Because people live in epistemological hell. And they have no way to get out. Or rather, they have 40 different sources telling them at all times how to get out of the hell, most of which are wrong because their conceptualizing of the hell is wrong (but maybe mine is wrong, too, i am wrong about some of those being wrong).
Some of them do not want to learn, and do not want to know the truth, but again, i once didn’t want to know the truth, and those people maybe would have, in different circumstances. This doesn’t make the situation better, but it’s not their fault or a sign of their moral failure (to the extent moral failure is even a thing). Some people hate the rationalist movement/community, and are opposed to learning anything it teaches. Which is bad, and wrong, but it’s a wrong position they arrived at through reasonable pathways (I am in the process of writing a Sequence about that, among other things). At the same time, just because someone is a rationalist, and values truth, and knows what cognitive biases are, and separates observations from inferences, and plans for the least convenient world...doesn’t mean they don’t believe something very important which is false and harmful, or not believe it but make unendorsed mistakes while not noticing their beliefs. See point 2.
Ultimately, it’s your right to like and dislike whoever you want, and prefer any company you want. But i don’t think you need to sacrifice your sense of egalitarianism for your intellectual integrity, because there isn’t factual observation that equals “a lot of people don’t deserve good things because they are not intelligent/rational enough”.
(Unless you specifically mean support for specific policies and laws. Which, yes, ideal laws probably should account for people being irrational. Though at the point where laws are ideal, probably teaching people better thinking, or just allowing them to learn it better in the better environment, would make those differences in laws superfluous. And in the current situation, most such changes would probably have bad result in expectation. And you probably didn’t mean that specific thing anyway, i am only writing it for completeness.)
“when i am around people i find intellectually unserious, i deny them personhood and i act in an incredibly shitty way. my worldview says this is bad and i am sure you agree; my nervous system becomes suffused with hatred and does it anyway.”
The problem seems to be mostly emotional, and so should be treated as all emotional problems of that sort. There is a fact, the fact makes you feel a negative emotion.

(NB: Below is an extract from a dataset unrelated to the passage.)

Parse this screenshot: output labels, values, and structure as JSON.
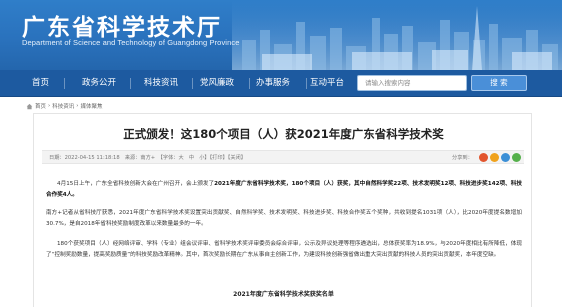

What i do in such situations is look at the fact, and the emotion, examine them closely, look at the connection, and find the metaphorical very small arrow saying “this fact should make you feel the emotion” and ask “but why? Why should the emotion be caused by the fact? What purposes does it serve? Which things become better by me feeling that emotion? Do i want to want to feel this?” until it hopefully goes away. Or sometimes it doesn’t, and then i keep living with that emotion. Don’t know what’s it like for other people.